Taylor v. United Elec. Rwys. Co.
This text of 3 R.I. Dec. 67 (Taylor v. United Elec. Rwys. Co.) is published on Counsel Stack Legal Research, covering Superior Court of Rhode Island primary law. Counsel Stack provides free access to over 12 million legal documents including statutes, case law, regulations, and constitutions.
Opinion
In this case the plaintiff, an infant, six months of age, [68]*68was thrown from his grandmother’s lap and suffered a simple fracture of the lower third of the upper arm when an electric car of the defendant company came into collision with a truck driven by his grandfather. The accident happened in broad daylight on Douglas avenue in the city of Providence on October 16, 1924. No unusual weather or traffic condition is involved.
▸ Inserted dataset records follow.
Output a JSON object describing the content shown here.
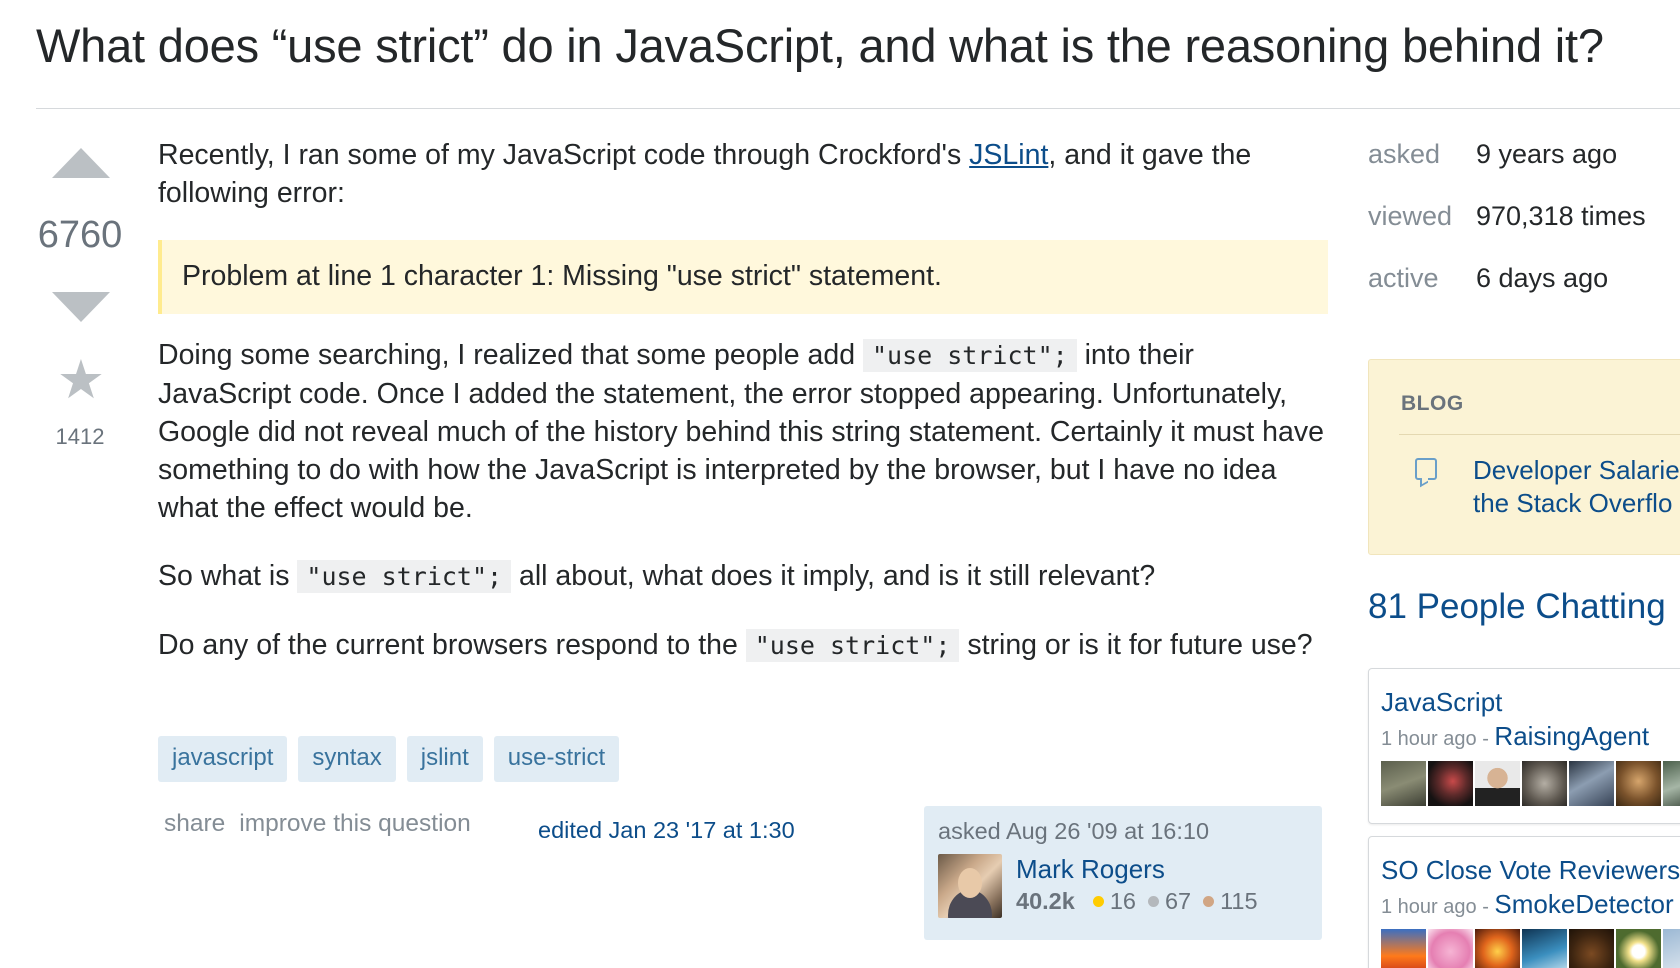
{
  "question": {
    "title": "What does “use strict” do in JavaScript, and what is the reasoning behind it?",
    "votes": "6760",
    "favorites": "1412",
    "body": {
      "p1_before": "Recently, I ran some of my JavaScript code through Crockford's ",
      "p1_link": "JSLint",
      "p1_after": ", and it gave the following error:",
      "quote": "Problem at line 1 character 1: Missing \"use strict\" statement.",
      "p2_before": "Doing some searching, I realized that some people add ",
      "p2_code": "\"use strict\";",
      "p2_after": " into their JavaScript code. Once I added the statement, the error stopped appearing. Unfortunately, Google did not reveal much of the history behind this string statement. Certainly it must have something to do with how the JavaScript is interpreted by the browser, but I have no idea what the effect would be.",
      "p3_before": "So what is ",
      "p3_code": "\"use strict\";",
      "p3_after": " all about, what does it imply, and is it still relevant?",
      "p4_before": "Do any of the current browsers respond to the ",
      "p4_code": "\"use strict\";",
      "p4_after": " string or is it for future use?"
    },
    "tags": [
      "javascript",
      "syntax",
      "jslint",
      "use-strict"
    ],
    "menu": {
      "share": "share",
      "improve": "improve this question"
    },
    "edited": "edited Jan 23 '17 at 1:30",
    "asker": {
      "asked": "asked Aug 26 '09 at 16:10",
      "name": "Mark Rogers",
      "reputation": "40.2k",
      "gold": "16",
      "silver": "67",
      "bronze": "115"
    }
  },
  "sidebar": {
    "meta": [
      {
        "label": "asked",
        "value": "9 years ago"
      },
      {
        "label": "viewed",
        "value": "970,318 times"
      },
      {
        "label": "active",
        "value": "6 days ago"
      }
    ],
    "blog": {
      "heading": "BLOG",
      "line1": "Developer Salarie",
      "line2": "the Stack Overflo"
    },
    "chat": {
      "heading": "81 People Chatting",
      "rooms": [
        {
          "name": "JavaScript",
          "ago": "1 hour ago - ",
          "user": "RaisingAgent"
        },
        {
          "name": "SO Close Vote Reviewers",
          "ago": "1 hour ago - ",
          "user": "SmokeDetector"
        }
      ]
    }
  },
  "colors": {
    "link": "#0c4d8a",
    "tag_bg": "#e1ecf4",
    "tag_text": "#39739d",
    "quote_bg": "#fff8dc",
    "blog_bg": "#fbf3d5",
    "muted": "#848d95"
  }
}
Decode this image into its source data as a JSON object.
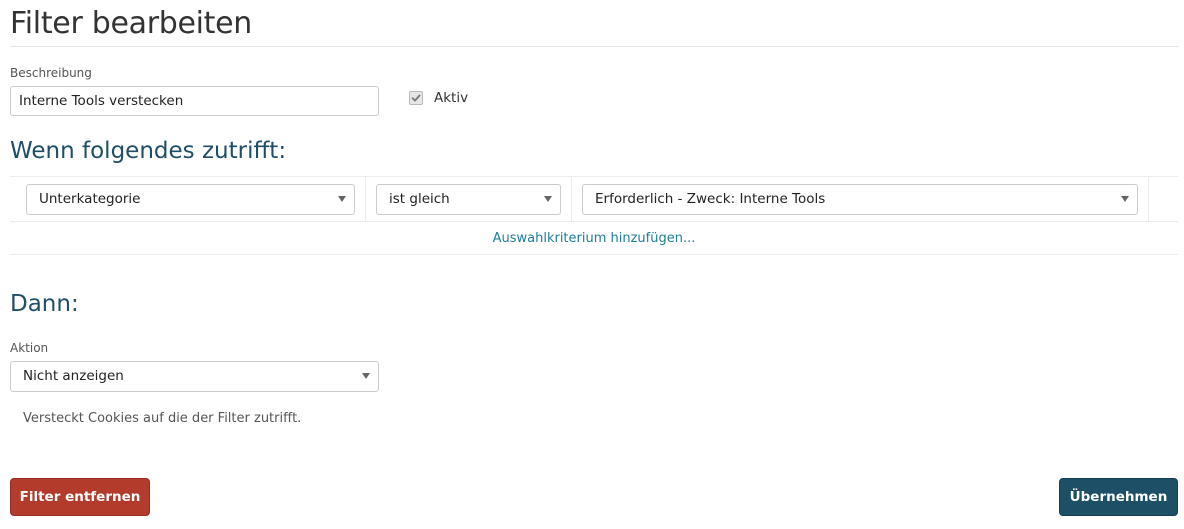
{
  "page": {
    "title": "Filter bearbeiten"
  },
  "description": {
    "label": "Beschreibung",
    "value": "Interne Tools verstecken"
  },
  "active": {
    "label": "Aktiv",
    "checked": true
  },
  "conditions": {
    "heading": "Wenn folgendes zutrifft:",
    "rows": [
      {
        "field": "Unterkategorie",
        "operator": "ist gleich",
        "value": "Erforderlich - Zweck: Interne Tools"
      }
    ],
    "add_link": "Auswahlkriterium hinzufügen..."
  },
  "then": {
    "heading": "Dann:",
    "action_label": "Aktion",
    "action_value": "Nicht anzeigen",
    "help_text": "Versteckt Cookies auf die der Filter zutrifft."
  },
  "buttons": {
    "remove": "Filter entfernen",
    "apply": "Übernehmen"
  },
  "colors": {
    "heading": "#1f4e66",
    "link": "#1f7d9a",
    "danger": "#b23b2b",
    "primary": "#1d4f66"
  },
  "icons": {
    "checkbox": "checkmark-icon",
    "select": "caret-down-icon"
  }
}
The jury returned a verdict for the defendant.
A new trial' is asked for by the plaintiff.
The claim on behalf of the plaintiff is that the driver of the truck, in attempting to turn his truck around, got upon the tracks of the street railway when an electric car was quite a distance away; that while the truck was in this position and in plain view of the motorman, the operator of the car did nothing to control its speed, with the result that the car ran into the truck and injured the child in the manner stated.
The defendant maintains that the truck, which was standing some few feet from the track, started to turn suddely towards the track when the electric car was but a short' distance away,-and that in spite of every possible effort on the part of the motorman at the time he first appreciated the impending danger, the collision resulted.
The evidence on behalf of the plaintiff is strained and in a number of instances flatly contradictory.
The testimony of the defendant, while subject to the usual criticism of what might or might not have been done according to given figures and distances estimated at the time of trial, submitted to the jury the conduct of a motorman suddenly confronted with an emergency which he had a right to assume would not be created at the time that it was by an ordinarily prudent driver. The jury has indicated by its verdict that the motorman under all the circumstances and facts in evidence was not at fault.
The jury’s verdict is supported by the evidence.
Plaintiff’s motion for a new trial denied.